Изменить размер шрифта - +
Понятия эти определены центробежным характером ее, Любви, энергии. В отличие от центростремительного Эгоизма, который если и дает, излучает — то только, чтоб поработить зависимостью от благополучия, только с целью обогащения своего сознавания себя как блага. По этому же признаку и следует, ежели настанет время, отличать Мессию от лже-такового, деяния которого, без сомненья, будут и велики, и благостны.

Но довольно. Потому что, если и сейчас быть точным, здесь воспоследует следующая простая ересь.

Не пора ли уже наконец наотрез отказаться от рая земного в пользу рая небесного — подобно Карлу Великому, переплавившему на милостыню серебряный стол Короля Артура, — нанесенная на столешнице которого карта как раз и фиксировала в пространстве искомый смертными остров счастливого бессмертия.

 

Чистый смысл

 

 

Музыка вначале была связана с болезненностью и нынче, представая в усилии сознания в очищенном смысле, — таковой и остается.

Сильные впечатления от музыки выражались физиологически, причем с жестокостью, начиная даже с самого первого — вполне еще косвенного.

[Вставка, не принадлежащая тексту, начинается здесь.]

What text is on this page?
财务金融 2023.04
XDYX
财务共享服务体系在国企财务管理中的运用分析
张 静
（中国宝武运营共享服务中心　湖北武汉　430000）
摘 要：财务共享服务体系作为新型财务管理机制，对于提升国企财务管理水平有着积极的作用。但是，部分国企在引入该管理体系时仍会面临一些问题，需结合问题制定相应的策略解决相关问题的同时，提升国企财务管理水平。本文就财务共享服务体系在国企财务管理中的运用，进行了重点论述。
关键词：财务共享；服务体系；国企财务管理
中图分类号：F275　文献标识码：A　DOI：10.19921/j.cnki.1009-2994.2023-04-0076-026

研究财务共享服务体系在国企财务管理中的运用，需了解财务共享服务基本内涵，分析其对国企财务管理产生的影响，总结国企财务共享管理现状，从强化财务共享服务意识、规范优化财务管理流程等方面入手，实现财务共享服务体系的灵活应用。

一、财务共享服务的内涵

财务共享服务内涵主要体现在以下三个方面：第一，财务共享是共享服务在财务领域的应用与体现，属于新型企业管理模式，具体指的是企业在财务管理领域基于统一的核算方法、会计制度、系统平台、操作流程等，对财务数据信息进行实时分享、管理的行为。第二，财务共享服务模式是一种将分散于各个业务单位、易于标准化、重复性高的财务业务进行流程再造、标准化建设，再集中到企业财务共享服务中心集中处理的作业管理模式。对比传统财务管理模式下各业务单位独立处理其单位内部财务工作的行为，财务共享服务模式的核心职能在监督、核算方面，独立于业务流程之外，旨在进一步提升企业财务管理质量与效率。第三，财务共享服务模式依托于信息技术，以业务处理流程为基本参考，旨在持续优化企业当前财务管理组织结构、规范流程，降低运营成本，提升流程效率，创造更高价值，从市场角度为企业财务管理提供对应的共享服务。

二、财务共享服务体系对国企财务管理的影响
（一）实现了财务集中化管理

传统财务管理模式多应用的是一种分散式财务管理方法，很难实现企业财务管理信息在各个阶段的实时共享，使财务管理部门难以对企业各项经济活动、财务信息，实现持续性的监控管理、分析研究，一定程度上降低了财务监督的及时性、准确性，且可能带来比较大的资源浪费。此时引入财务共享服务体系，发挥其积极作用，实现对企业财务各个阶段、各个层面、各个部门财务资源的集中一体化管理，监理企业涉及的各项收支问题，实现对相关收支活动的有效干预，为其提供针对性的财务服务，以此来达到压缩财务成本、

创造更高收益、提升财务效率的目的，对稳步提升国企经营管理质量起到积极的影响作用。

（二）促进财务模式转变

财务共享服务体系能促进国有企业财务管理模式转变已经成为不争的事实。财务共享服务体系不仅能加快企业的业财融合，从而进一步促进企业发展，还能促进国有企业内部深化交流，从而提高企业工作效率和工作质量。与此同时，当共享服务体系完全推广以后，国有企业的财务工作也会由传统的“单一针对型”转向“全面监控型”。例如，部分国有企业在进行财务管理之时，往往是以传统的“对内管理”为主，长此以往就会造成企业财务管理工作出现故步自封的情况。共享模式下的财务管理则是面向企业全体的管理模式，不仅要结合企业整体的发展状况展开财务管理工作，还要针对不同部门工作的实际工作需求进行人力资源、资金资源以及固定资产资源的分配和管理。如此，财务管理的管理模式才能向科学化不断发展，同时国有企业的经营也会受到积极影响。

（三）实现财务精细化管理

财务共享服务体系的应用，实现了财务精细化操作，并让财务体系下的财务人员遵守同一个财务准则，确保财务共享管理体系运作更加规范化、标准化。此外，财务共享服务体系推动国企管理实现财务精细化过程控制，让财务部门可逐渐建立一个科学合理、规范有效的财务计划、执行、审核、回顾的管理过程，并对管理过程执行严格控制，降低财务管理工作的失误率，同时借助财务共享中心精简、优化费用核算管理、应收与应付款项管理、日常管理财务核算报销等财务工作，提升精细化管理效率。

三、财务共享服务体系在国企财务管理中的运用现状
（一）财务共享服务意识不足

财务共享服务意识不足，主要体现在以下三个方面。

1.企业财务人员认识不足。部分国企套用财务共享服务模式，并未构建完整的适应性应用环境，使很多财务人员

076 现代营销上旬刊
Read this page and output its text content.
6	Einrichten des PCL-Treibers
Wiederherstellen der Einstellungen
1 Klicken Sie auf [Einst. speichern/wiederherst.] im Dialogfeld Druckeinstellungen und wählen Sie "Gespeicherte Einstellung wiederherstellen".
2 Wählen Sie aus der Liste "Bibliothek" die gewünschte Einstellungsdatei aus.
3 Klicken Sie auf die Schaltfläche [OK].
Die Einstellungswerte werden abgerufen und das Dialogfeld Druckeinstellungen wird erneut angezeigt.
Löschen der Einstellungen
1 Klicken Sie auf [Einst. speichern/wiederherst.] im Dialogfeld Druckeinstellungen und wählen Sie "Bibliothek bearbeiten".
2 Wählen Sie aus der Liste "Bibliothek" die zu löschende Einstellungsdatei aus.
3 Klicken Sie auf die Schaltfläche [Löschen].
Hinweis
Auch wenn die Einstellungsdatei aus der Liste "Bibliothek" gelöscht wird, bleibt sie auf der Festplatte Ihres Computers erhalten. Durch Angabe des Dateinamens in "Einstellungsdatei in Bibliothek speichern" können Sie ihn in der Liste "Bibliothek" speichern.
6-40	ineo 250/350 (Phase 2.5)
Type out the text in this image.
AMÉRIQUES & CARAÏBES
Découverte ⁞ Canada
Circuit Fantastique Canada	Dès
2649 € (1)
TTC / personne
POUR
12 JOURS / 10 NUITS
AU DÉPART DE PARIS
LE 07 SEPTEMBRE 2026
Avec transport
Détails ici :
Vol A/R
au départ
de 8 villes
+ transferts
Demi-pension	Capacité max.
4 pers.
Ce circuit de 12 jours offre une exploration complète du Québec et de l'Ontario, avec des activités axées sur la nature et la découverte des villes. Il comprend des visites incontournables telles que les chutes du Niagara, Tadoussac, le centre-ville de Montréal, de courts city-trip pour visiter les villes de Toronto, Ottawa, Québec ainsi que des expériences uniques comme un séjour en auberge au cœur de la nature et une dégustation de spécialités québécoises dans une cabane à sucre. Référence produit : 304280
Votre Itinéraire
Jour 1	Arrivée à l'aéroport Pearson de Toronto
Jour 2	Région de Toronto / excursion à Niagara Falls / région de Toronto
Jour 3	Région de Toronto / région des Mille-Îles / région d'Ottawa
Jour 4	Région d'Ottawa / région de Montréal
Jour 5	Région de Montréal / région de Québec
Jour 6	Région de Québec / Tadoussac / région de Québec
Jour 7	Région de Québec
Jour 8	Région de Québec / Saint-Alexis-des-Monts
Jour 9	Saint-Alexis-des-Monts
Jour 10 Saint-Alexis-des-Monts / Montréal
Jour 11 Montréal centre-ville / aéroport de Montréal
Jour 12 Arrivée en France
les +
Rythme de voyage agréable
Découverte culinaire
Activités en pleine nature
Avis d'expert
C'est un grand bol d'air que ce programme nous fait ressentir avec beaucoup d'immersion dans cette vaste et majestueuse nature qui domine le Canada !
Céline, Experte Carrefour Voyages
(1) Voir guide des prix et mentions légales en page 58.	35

Мне лет восемь, и вместе с отцом я прибыл в детскую музыкальную школу на вступительный экзамен в класс виолончели. Не помню, как именно я держал этот экзамен, зато вижу и сейчас: в комиссии находилась прекрасная юная особа, в малиновой газовой кофточке, с янтарной брошью на умопомрачительной груди, от которой невозможно было оторвать взгляд. Брошь изнутри высвечивала немного преломленную набок пчелу, возраст которой — я уже знал тогда — составлял несколько миллионов лет. В финале моего предстояния перед комиссией моя Дама милостиво кивнула председателю: «Беру».

На обратном пути я только и думал об этой фее — и неотрывно думал, когда после, схватив клюшку, коньки, мчался на каток, и после катка, когда долго ждал автобуса — и думал, заболевая. Тогда я простудился так, что на следующий день по достижении температуры в сорок один градус меня увезла «неотложка», — и далее на несколько дней я теряю сознание. Помню только, как пчела, медленно поводя крылышками в густом медовом свете, мерцала передо мной, и помню, как дрожало, как дышало за ней матовое стекло «неотложки», как шаркали по нему — как по льду и звенели коньки, как серели по краям сознания сугробы и где-то в области висков, в хоккейной «коробочке» с частотой пульса раздавались щелчки и удары буллитов…

 

Несколько вещей вызывали у меня в детстве пронзительную бессонницу. «Крейцерова соната» в исполнении Натана Мильштейна производила мучительные физиологические резонансы, ведшие вразнос, в воронку мозжечка. Не помню, какая скрипичная соната Витали, взмывшая под смычком Зино Франческатти, представляла собой могучую слезогонку: вся скорбь мира, абсолютно вся, без остатка разливалась в душе. — «Sing, sing, sing» Бенни Гудмена, — «April in Paris» Эллы Фитцджеральд, написанный Владимиром Дукельским, кстати, приятелем Поплавского, — все это составляло предмет сладостных мук. По достижении половозрелого возраста, когда случалось весь день проходить в перпендикулярном состоянии, я точно знал, какие именно джазовые вещи могут запросто вызвать стояк — и старался их избегать. Колтрейн и Кэннонбол Эдерли были первыми в череде запретов.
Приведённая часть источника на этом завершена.